Así que he estado leyendo sobre lo que está sucediendo con la Seguridad Social y, honestamente, es bastante sorprendente cuántas personas realmente entienden la línea de tiempo. La mayoría no se da cuenta de que nos enfrentamos a un enfrentamiento bastante serio en la próxima década si no se hacen cambios.



Aquí está el asunto: para 2035, habrá más de 78 millones de estadounidenses de 65 años o más en comparación con unos 58 millones hoy en día. Suena como si hubiera muchos más jubilados, ¿verdad? Ese es exactamente el problema. Más personas retirando dinero, menos personas aportando. Las matemáticas simplemente ya no funcionan.

En este momento, se supone que los impuestos sobre la nómina cubren aproximadamente el 78% de los beneficios programados. Pero si el Congreso no actúa, y la finalización de la Seguridad Social se vuelve una posibilidad real, estamos mirando recortes potenciales de beneficios de hasta el 25%. Eso es enorme para las personas que dependen de ello. Según la Administración del Seguro Social, la mitad de las parejas de ancianos casadas y el 70% de los adultos mayores solteros dependen de la Seguridad Social para al menos la mitad de sus ingresos. Un recorte del 25% sería devastador para esas personas.

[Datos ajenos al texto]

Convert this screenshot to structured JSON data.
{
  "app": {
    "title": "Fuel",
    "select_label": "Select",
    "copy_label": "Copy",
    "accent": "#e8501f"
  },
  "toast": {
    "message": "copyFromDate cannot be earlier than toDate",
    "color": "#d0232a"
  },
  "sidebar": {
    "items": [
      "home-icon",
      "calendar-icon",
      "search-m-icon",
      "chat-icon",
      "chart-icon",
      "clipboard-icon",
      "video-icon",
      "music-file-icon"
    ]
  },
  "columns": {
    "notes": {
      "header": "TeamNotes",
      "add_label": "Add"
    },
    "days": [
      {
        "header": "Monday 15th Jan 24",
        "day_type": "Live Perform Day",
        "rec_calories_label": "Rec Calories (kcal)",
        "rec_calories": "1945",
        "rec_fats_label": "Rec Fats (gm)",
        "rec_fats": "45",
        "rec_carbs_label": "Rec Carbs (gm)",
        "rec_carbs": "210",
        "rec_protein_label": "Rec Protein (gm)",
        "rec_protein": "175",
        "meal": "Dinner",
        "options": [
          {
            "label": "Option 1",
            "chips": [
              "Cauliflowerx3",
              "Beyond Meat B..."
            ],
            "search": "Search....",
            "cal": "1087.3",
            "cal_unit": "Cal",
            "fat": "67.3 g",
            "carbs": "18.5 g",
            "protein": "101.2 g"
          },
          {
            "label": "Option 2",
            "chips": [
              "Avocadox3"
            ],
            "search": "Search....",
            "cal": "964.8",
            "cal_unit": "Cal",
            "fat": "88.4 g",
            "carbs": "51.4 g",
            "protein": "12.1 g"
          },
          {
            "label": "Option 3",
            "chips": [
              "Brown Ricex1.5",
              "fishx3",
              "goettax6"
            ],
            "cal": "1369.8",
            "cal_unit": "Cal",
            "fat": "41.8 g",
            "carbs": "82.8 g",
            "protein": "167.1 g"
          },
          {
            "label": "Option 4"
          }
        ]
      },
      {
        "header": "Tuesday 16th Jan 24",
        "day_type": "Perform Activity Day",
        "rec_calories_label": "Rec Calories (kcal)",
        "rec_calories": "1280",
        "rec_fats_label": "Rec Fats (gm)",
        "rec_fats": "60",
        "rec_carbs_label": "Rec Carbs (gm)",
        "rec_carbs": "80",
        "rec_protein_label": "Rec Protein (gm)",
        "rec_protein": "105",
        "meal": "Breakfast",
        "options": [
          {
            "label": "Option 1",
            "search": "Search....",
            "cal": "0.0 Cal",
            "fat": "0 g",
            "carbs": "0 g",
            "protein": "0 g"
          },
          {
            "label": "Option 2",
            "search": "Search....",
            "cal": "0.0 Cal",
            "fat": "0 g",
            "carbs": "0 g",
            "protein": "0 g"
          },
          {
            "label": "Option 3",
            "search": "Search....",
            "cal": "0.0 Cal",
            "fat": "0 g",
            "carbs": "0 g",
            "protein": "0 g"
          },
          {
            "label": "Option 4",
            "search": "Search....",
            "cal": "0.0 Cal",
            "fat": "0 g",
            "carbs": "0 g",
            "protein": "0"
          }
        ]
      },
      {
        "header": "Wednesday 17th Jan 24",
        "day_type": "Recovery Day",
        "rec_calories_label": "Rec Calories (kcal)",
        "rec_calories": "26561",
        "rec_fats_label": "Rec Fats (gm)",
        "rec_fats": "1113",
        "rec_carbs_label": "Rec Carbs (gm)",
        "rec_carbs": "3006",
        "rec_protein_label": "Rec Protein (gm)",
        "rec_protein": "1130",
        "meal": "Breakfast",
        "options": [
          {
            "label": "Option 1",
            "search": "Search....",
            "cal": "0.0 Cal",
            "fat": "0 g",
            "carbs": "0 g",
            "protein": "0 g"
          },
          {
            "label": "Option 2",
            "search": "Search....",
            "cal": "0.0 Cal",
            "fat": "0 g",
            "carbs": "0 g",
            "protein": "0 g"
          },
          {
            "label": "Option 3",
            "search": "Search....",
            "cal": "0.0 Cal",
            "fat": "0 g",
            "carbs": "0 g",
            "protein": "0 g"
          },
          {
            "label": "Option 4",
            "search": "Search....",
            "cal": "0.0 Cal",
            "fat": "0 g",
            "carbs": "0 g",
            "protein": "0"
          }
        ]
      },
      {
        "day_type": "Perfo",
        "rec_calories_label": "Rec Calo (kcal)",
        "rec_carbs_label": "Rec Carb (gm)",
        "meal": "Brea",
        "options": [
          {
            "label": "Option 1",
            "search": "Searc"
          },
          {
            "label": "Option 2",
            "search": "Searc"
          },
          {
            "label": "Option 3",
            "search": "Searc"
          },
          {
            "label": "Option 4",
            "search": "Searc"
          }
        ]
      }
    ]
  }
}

Ahora aquí es donde se pone interesante. En realidad, hay varias formas en que esto podría desarrollarse. El Congreso podría aumentar el impuesto sobre la nómina — actualmente es del 6.2% de los empleados y del 6.2% de los empleadores. Podrían aumentarlo aún más para mantener el sistema solvente. Pero a nadie le gustan los aumentos de impuestos, obviamente.

Otra opción es gravar más los salarios. Actualmente, solo los ingresos hasta $176,100 están sujetos a impuestos de Seguridad Social. Cualquier cosa por encima de eso escapa a ellos. Aumentar o eliminar ese límite significaría que los altos ingresos pagarían más al sistema. Esta opción afecta a menos personas, pero generaría ingresos significativos.

Luego está la edad de jubilación. Actualmente, la edad de jubilación completa es de 67 años para la mayoría de los trabajadores más jóvenes. Se ha hablado de aumentarla gradualmente a 69. Esta opción es menos impopular que los aumentos de impuestos, pero aún así controvertida porque básicamente significa trabajar más tiempo antes de poder cobrar. El problema es que las ganancias en esperanza de vida no se han distribuido de manera uniforme: las personas adineradas viven más tiempo, mientras que los trabajadores con ingresos bajos no han visto los mismos aumentos. Por lo tanto, aumentar la edad de jubilación afectaría más a las personas con ingresos bajos.

Otra posibilidad es reducir los ajustes por costo de vida, o COLAs. Estos son los aumentos anuales que reciben los jubilados para mantenerse al día con la inflación. Si se vuelven más pequeños, los cheques de beneficios no alcanzarán tanto con el tiempo.

La mayoría de los expertos piensan que el Congreso intervendrá antes de que llegue 2035 y evitará un recorte tan drástico. Pero hay desacuerdo real sobre qué enfoque tomar. Algunos quieren aumentos de impuestos, otros prefieren ajustes en los beneficios ligados a la esperanza de vida. El punto es que, algo tiene que ceder. Ya sea impuestos más altos, una edad de jubilación más tardía, beneficios reducidos o alguna combinación — la finalización de la Seguridad Social en su forma actual parece inevitable a menos que se hagan cambios en la política pronto.

Vale la pena entender estos escenarios ahora en lugar de ser tomados por sorpresa más adelante. Cuanto más esperemos, más agudo tendrá que ser cualquier ajuste.